Herman Witsius è anche utile qui:
LXXXIX. Ma tuttavia, poiché è molto desiderabile avere anch’esso un esempio di perfezione di santità sulla terra, Dio non ci ha lasciati senza uno; infatti ha mandato il suo stesso Figlio dal cielo, il quale ci ha lasciato il più luminoso modello di ogni virtù, senza eccezioni, “affinché seguiamo i suoi passi,” 1 Pietro 2:21. Fu parte del ministero profetico di Cristo insegnare non solo a parole, ma con l’esempio della sua vita, affinché sia nelle sue parole sia nelle sue azioni, egli potesse dire: “imparate da me,” Matteo 11:29. L’imitazione di lui è spesso raccomandata dagli apostoli, 1 Cor. 11:1. 1 Tess. 1:6. 1 Giovanni 2:6.
I cristiani devono pensare a se stessi come ai servitori di Cristo che prestano attenzione alla Sua Parola.
Non siamo accettati da Dio a causa delle virtù formate in noi dalla grazia e dalla cooperazione con la grazia. Quella era la teologia medievale e la pietà che i Riformatori e le Chiese Riformate giustamente rifiutarono, ma non rifiutiamo l’idea che Dio formi virtù in noi. Cristo ha dato un esempio per noi. Come notò Witsius, questo è l’insegnamento chiaro delle Scritture.

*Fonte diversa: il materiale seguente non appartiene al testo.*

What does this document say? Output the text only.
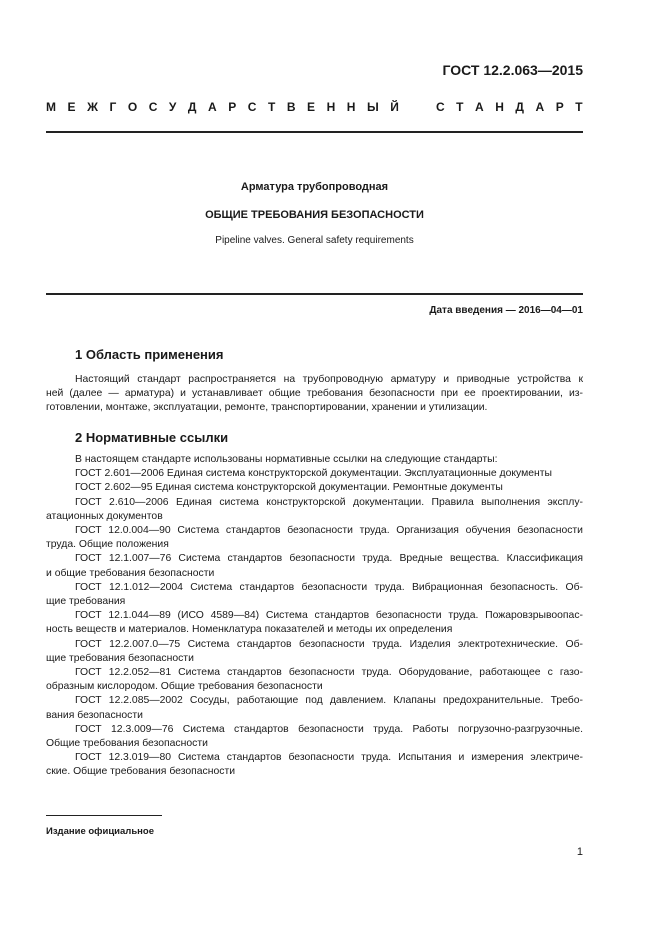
ГОСТ 12.2.063—2015
М Е Ж Г О С У Д А Р С Т В Е Н Н Ы Й	С Т А Н Д А Р Т
Арматура трубопроводная
ОБЩИЕ ТРЕБОВАНИЯ БЕЗОПАСНОСТИ
Pipeline valves. General safety requirements
Дата введения — 2016—04—01
1 Область применения
Настоящий стандарт распространяется на трубопроводную арматуру и приводные устройства к
ней (далее — арматура) и устанавливает общие требования безопасности при ее проектировании, из-
готовлении, монтаже, эксплуатации, ремонте, транспортировании, хранении и утилизации.
2 Нормативные ссылки
В настоящем стандарте использованы нормативные ссылки на следующие стандарты:
ГОСТ 2.601—2006 Единая система конструкторской документации. Эксплуатационные документы
ГОСТ 2.602—95 Единая система конструкторской документации. Ремонтные документы
ГОСТ 2.610—2006 Единая система конструкторской документации. Правила выполнения эксплу-
атационных документов
ГОСТ 12.0.004—90 Система стандартов безопасности труда. Организация обучения безопасности
труда. Общие положения
ГОСТ 12.1.007—76 Система стандартов безопасности труда. Вредные вещества. Классификация
и общие требования безопасности
ГОСТ 12.1.012—2004 Система стандартов безопасности труда. Вибрационная безопасность. Об-
щие требования
ГОСТ 12.1.044—89 (ИСО 4589—84) Система стандартов безопасности труда. Пожаровзрывоопас-
ность веществ и материалов. Номенклатура показателей и методы их определения
ГОСТ 12.2.007.0—75 Система стандартов безопасности труда. Изделия электротехнические. Об-
щие требования безопасности
ГОСТ 12.2.052—81 Система стандартов безопасности труда. Оборудование, работающее с газо-
образным кислородом. Общие требования безопасности
ГОСТ 12.2.085—2002 Сосуды, работающие под давлением. Клапаны предохранительные. Требо-
вания безопасности
ГОСТ 12.3.009—76 Система стандартов безопасности труда. Работы погрузочно-разгрузочные.
Общие требования безопасности
ГОСТ 12.3.019—80 Система стандартов безопасности труда. Испытания и измерения электриче-
ские. Общие требования безопасности
Издание официальное
1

Tuttavia, ci sono distinzioni da fare nel modo in cui parliamo dell’imitazione di Cristo:
XC. È stato ben osservato da una persona colta che dobbiamo distinguere tra imitazione, per cui siamo detti μιμηται, imitatori di Cristo, 1 Cor. 11:1; e tra seguire, per cui siamo comandati di seguire Cristo; tra “seguimi,” Matteo 16:24, e “seguire dopo di me,” Matteo 10:38. Perché il primo denota una conformità a un esempio: il secondo, l’attenzione di servitori che seguono i loro maestri; il che parole sono generalmente confuse dagli scrittori nella loro lingua, sebbene non dovrebbero esserlo affatto.

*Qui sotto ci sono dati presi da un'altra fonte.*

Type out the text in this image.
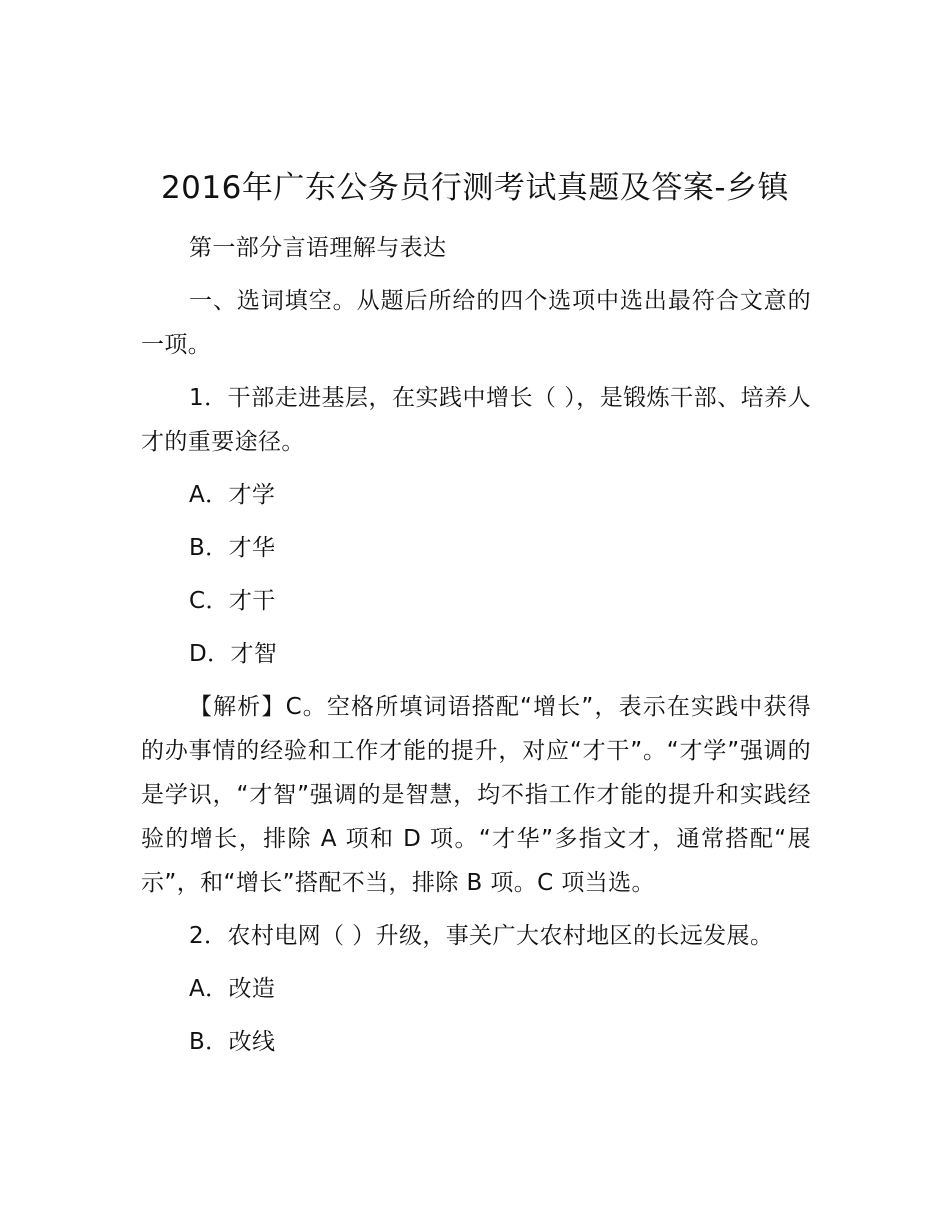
2016年广东公务员行测考试真题及答案-乡镇

第一部分言语理解与表达

一、选词填空。从题后所给的四个选项中选出最符合文意的一项。

1．干部走进基层，在实践中增长（ ），是锻炼干部、培养人才的重要途径。

A．才学

B．才华

C．才干

D．才智

【解析】C。空格所填词语搭配“增长”，表示在实践中获得的办事情的经验和工作才能的提升，对应“才干”。“才学”强调的是学识，“才智”强调的是智慧，均不指工作才能的提升和实践经验的增长，排除 A 项和 D 项。“才华”多指文才，通常搭配“展示”，和“增长”搭配不当，排除 B 项。C 项当选。

2．农村电网（ ）升级，事关广大农村地区的长远发展。

A．改造

B．改线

La morte che dobbiamo morire è reale ma figurativa. Quando Cristo ci chiamò a prendere la sua croce, non ci stava chiamando (come accade nelle Filippine ogni primavera) a essere inchiodati letteralmente a una croce. Ecco perché non facciamo pellegrinaggi a Gerusalemme per ripercorrere i passi di Cristo. Questo sfiora la superstizione. Dobbiamo camminare sulle sue orme così come obbedì al Padre e amò il suo prossimo. La morte che dobbiamo morire quotidianamente è al peccato.

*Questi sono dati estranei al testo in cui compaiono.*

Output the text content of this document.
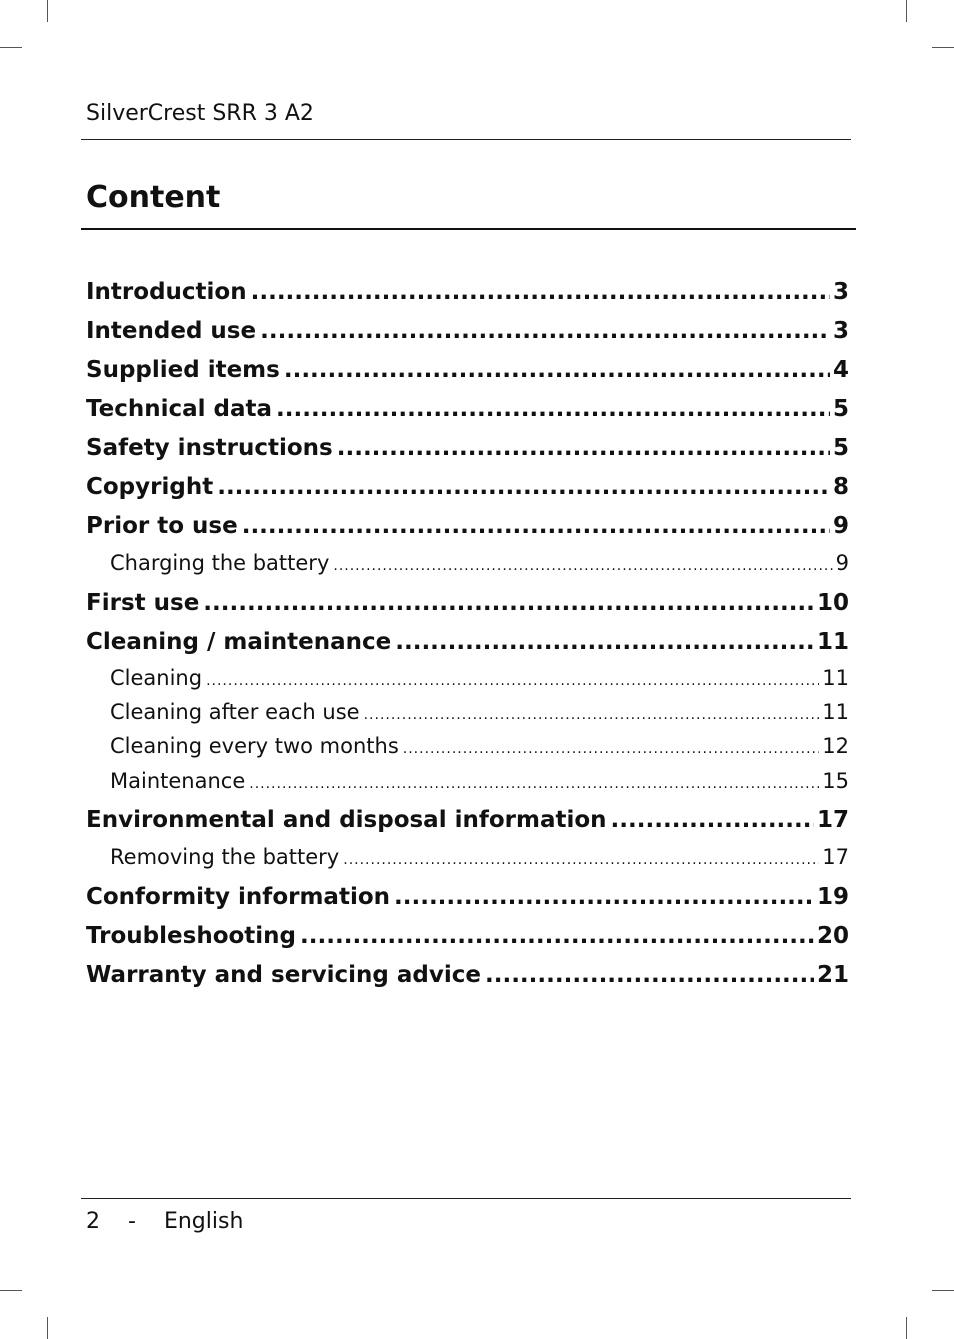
SilverCrest SRR 3 A2
Content
Introduction .....	3
Intended use .....	3
Supplied items .....	4
Technical data .....	5
Safety instructions .....	5
Copyright .....	8
Prior to use .....	9
Charging the battery .....	9
First use .....	10
Cleaning / maintenance .....	11
Cleaning .....	11
Cleaning after each use .....	11
Cleaning every two months .....	12
Maintenance .....	15
Environmental and disposal information .....	17
Removing the battery .....	17
Conformity information .....	19
Troubleshooting .....	20
Warranty and servicing advice .....	21
2 - English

La norma per la nostra vita cristiana non è, come notato sopra, ciò che noi imaginiamo di dover fare per imitare Cristo. Piuttosto, dobbiamo pensare a noi stessi come ai Suoi servitori che seguono la Sua Parola. Gli obbediamo secondo il suo comando, e lo imitiamo nel modo in cui ci ha istruiti. Mentre cerchiamo di imitarlo, è sempre con la consapevolezza che è lui ad averci salvati e non noi stessi – neppure in cooperazione con la grazia. La nostra imitazione è in riconoscimento della distinzione categorica tra Cristo e Cristiano, Salvatore e salvato.